US automotive parts firm Dana has rejected a final $US2.7 billion bid from rival ArvinMeritor, citing fundamental antitrust barriers and substantial financial risks. Shortly after, ArvinMeritor put an end to one of the year's most bitter hostile takeover battles. Despite its commitment to the takeover, ArvinMeritor will now have to look for other ways to grow in the static automotive market.

On Sunday, November 23, automotive parts manufacturer ArvinMeritor terminated its bid for rival Dana, following Dana's board's unanimous rejection of the latest offer. Questions about ArvinMeritor's ability to finance the proposal and antitrust issues relating to the two companies' dominance in truck parts contributed to Dana's refusal. Dana's board added the offer was not in the best interests of its shareholders.

ArvinMeritor has been committed to this takeover since its first bid last July. The acquisition of Dana, the US-based automotive parts manufacturer, was an important part of ArvinMeritor's growth strategy. It would have helped ArvinMeritor to broaden its product portfolio, as well as lowering the overhead costs of the combined entity.
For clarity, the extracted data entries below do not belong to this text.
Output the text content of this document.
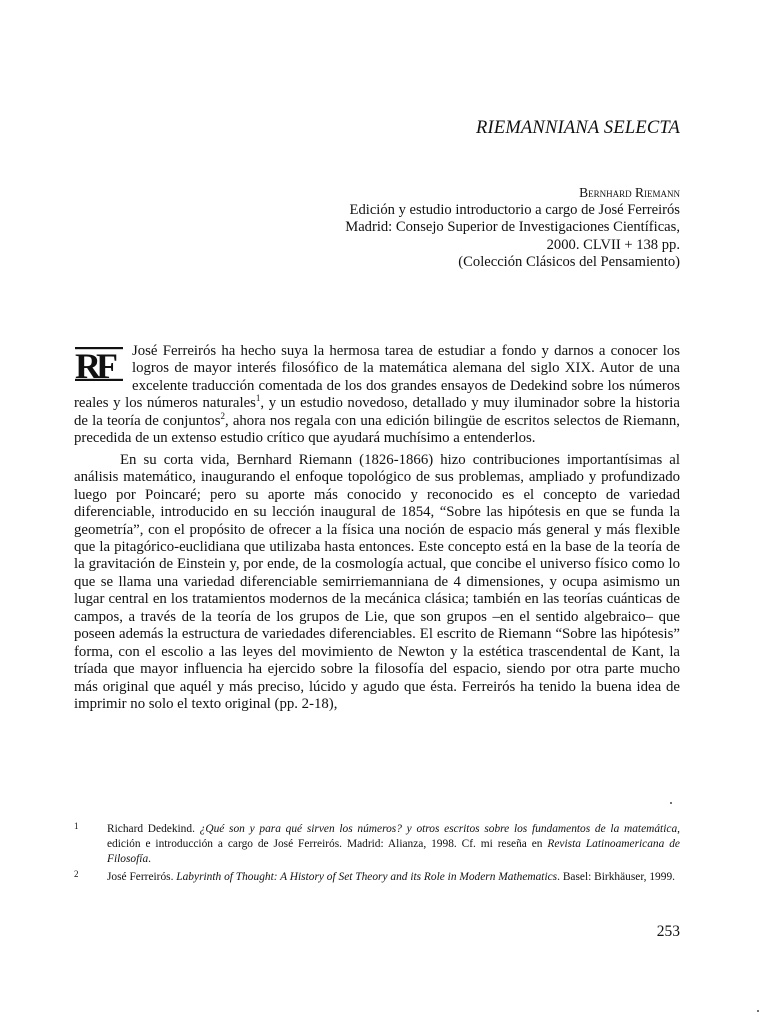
RIEMANNIANA SELECTA
Bernhard Riemann
Edición y estudio introductorio a cargo de José Ferreirós
Madrid: Consejo Superior de Investigaciones Científicas,
2000. CLVII + 138 pp.
(Colección Clásicos del Pensamiento)

RF José Ferreirós ha hecho suya la hermosa tarea de estudiar a fondo y darnos a conocer los logros de mayor interés filosófico de la matemática alemana del siglo XIX. Autor de una excelente traducción comentada de los dos grandes ensayos de Dedekind sobre los números reales y los números naturales$^1$, y un estudio novedoso, detallado y muy iluminador sobre la historia de la teoría de conjuntos$^2$, ahora nos regala con una edición bilingüe de escritos selectos de Riemann, precedida de un extenso estudio crítico que ayudará muchísimo a entenderlos.

En su corta vida, Bernhard Riemann (1826-1866) hizo contribuciones importantísimas al análisis matemático, inaugurando el enfoque topológico de sus problemas, ampliado y profundizado luego por Poincaré; pero su aporte más conocido y reconocido es el concepto de variedad diferenciable, introducido en su lección inaugural de 1854, “Sobre las hipótesis en que se funda la geometría”, con el propósito de ofrecer a la física una noción de espacio más general y más flexible que la pitagórico-euclidiana que utilizaba hasta entonces. Este concepto está en la base de la teoría de la gravitación de Einstein y, por ende, de la cosmología actual, que concibe el universo físico como lo que se llama una variedad diferenciable semirriemanniana de 4 dimensiones, y ocupa asimismo un lugar central en los tratamientos modernos de la mecánica clásica; también en las teorías cuánticas de campos, a través de la teoría de los grupos de Lie, que son grupos –en el sentido algebraico– que poseen además la estructura de variedades diferenciables. El escrito de Riemann “Sobre las hipótesis” forma, con el escolio a las leyes del movimiento de Newton y la estética trascendental de Kant, la tríada que mayor influencia ha ejercido sobre la filosofía del espacio, siendo por otra parte mucho más original que aquél y más preciso, lúcido y agudo que ésta. Ferreirós ha tenido la buena idea de imprimir no solo el texto original (pp. 2-18),

1	Richard Dedekind. ¿Qué son y para qué sirven los números? y otros escritos sobre los fundamentos de la matemática, edición e introducción a cargo de José Ferreirós. Madrid: Alianza, 1998. Cf. mi reseña en Revista Latinoamericana de Filosofía.
2	José Ferreirós. Labyrinth of Thought: A History of Set Theory and its Role in Modern Mathematics. Basel: Birkhäuser, 1999.
253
However, Dana rejected the original bid several times in the past six months. Dana has recently performed better than ArvinMeritor, and has been restructuring itself. In 2002, Dana posted sales of $9.5 billion, while ArvinMeritor only posted $6.9 billion in the same period.

ArvinMeritor indicated that it is not in the best interests of its own shareholders "to continue expending valuable corporate resources for an indeterminate period of time" and announced that it will focus on an "organic growth strategy".
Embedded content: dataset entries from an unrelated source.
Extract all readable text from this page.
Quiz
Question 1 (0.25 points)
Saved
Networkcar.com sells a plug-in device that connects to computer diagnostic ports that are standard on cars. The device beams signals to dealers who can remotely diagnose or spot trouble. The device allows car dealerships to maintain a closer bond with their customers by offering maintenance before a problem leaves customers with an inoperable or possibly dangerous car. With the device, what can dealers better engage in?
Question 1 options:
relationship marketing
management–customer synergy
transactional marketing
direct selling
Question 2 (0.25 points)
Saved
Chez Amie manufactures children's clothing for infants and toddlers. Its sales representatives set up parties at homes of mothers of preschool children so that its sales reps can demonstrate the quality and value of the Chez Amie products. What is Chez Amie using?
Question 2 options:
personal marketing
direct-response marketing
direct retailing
Over the past few years there has been an unprecedented number of mergers and acquisitions within the automotive industry, resulting in nearly 100 global automotive parts manufacturers today. This merger wave has been fuelled by overcapacity in the market, consolidation of supply sources by the big three vehicle manufacturers, and pressures to increase shareholder value.

ArvinMeritor is one of many companies seeking to grow in a static market through acquisitory behaviour. It will now have to seek other low cost alternatives to increase profits and grow, such as entering new markets through joint ventures.